Resolute, Trump


From Anglophile Donald Trump’s seat at the Resolute Desk – a gift from Queen Victoria to President Rutherford B. Hayes in 1880, built from the English oak timbers of the British Arctic exploration ship HMS Resolute – Britain does not seem so friendly after all.

One would even forgive President Trump looking across the Atlantic these days and preferring Monsieur Macron to Mrs May as a partner with whom to strike deals.


  • May’s Government, it seems, authorised continued spying on Trump and his team, at the behest of President Obama and Susan Rice, even after he was elected as the 45th American President. Even Boris Johnson was involved. If true, as it seems to be, then the UK owes not just Trump but the American people a massive apology, and a UK inquiry into what happened must surely be made public to see which British individuals were involved in the decision-making process. Was George Osborne involved in the original requests, perhaps?
  • Trump suffers an almost continual public barrage on social media and in the press from the weaselly Sadiq Khan, who somehow got elected as Mayor of London. Khan forgets that he does not represent the British People and there are a growing number of Editors stroking their beards over those skeletons – the interests he and his law firm previously served – so the whole world can best see what a noxious piece of work this platform-sporting political shrimp actually is.
  • The Royal Family continues to be extraordinarily badly advised about President Obama. Recent Prince Harry love-ins with the Obamas seem increasingly skin-crawling as it is becoming obvious by the day to even partisan observers how rotten to the core the Obama Administration actually was. Obamagate is well on the way. Invites to Royal Weddings aside, why on earth would the Royal Family continue to be seen anywhere near the Obamas when surely those astute Royal advisers must see what is around the corner? The “unmasking” scandal is the big scandal that will be seen to have badly affected British interests as well as loyal and decent Americans.
  • Finally, the sight of a Corbyn-led Labour Party, albeit fading as its true intent becomes clear, so close to Government in the UK is enough to put off any investor, let alone a nation under Trump capable of delivering one of the biggest deals in history after Brexit. To those with sharper vision, the sight of David Miliband and his rotten coterie waiting on the sidelines, in some kind of reincarnation of Soros’ Hillary, is the stuff of nightmares. 

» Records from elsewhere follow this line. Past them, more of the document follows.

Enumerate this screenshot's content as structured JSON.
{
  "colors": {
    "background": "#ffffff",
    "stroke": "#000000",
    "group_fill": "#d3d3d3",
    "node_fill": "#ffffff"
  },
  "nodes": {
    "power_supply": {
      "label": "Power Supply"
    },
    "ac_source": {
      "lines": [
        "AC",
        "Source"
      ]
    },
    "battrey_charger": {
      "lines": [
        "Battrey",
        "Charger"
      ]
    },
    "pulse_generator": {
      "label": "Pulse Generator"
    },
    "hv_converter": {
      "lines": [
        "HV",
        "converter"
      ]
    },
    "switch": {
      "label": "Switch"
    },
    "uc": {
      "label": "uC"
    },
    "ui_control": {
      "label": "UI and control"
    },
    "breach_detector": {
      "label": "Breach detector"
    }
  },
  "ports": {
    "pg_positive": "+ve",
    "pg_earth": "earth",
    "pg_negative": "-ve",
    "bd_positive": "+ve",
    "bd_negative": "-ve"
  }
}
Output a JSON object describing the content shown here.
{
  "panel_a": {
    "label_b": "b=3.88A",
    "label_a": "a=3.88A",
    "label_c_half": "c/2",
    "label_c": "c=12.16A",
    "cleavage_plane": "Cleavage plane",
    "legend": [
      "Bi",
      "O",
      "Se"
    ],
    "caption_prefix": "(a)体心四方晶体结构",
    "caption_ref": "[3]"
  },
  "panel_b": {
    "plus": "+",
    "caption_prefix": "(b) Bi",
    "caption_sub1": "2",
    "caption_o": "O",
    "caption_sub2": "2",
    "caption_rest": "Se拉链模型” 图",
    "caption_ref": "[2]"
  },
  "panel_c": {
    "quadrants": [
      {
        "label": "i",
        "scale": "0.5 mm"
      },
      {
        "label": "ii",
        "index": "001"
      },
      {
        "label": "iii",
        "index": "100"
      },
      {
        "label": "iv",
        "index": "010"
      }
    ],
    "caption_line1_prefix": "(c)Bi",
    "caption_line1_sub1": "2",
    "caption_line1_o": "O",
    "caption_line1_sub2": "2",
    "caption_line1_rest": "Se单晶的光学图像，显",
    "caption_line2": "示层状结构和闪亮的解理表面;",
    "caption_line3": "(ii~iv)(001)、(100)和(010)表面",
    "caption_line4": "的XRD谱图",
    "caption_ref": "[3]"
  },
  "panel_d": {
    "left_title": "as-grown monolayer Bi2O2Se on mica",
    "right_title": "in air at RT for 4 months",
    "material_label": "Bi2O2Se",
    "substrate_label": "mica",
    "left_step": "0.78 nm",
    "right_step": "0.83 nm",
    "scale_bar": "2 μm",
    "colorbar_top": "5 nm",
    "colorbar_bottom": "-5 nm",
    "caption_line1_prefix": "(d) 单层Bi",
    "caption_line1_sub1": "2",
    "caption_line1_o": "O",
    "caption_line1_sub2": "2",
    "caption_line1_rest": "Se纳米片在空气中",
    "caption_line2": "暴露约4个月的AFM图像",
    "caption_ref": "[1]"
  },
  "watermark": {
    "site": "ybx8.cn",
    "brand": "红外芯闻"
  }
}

From Trump’s desk, Britain looks sick, perhaps. Certainly Britain seems too unfriendly too often.

The good news is that best friends are capable of making up. Weak and spineless leadership can be replaced by sound and authentic leadership once Brexit has been delivered. British public opinion is not reflected by mobs on Twitter. Britain is at heart still sound, still ingenious and, in tumultuous times, some leeway should be given to a best friend who resorts to repetitive occasional dumb behaviour. The rise of a sound UK Opposition to squash the Corbyns and Milibands is feasible – a great opportunity for Britain and, as they watch on, Britain’s European friends.

Britain is not sick. Not at heart. Look how with heart Brits voted for the Brexit that helped shape and embolden the Trump wave.

But right now, in the free-for-all that divided Brexit Britain has created, there must be a reaching out between the best of old friends – above the noise – and opportunities should be seized with this President who loved his Macleod Mother dearly. As he sits at the Resolute, in his heart of hearts he knows from where the timbers grew and from where true and mutual growth shall herald in the future, as sound as the English Oak. Never from bloody France!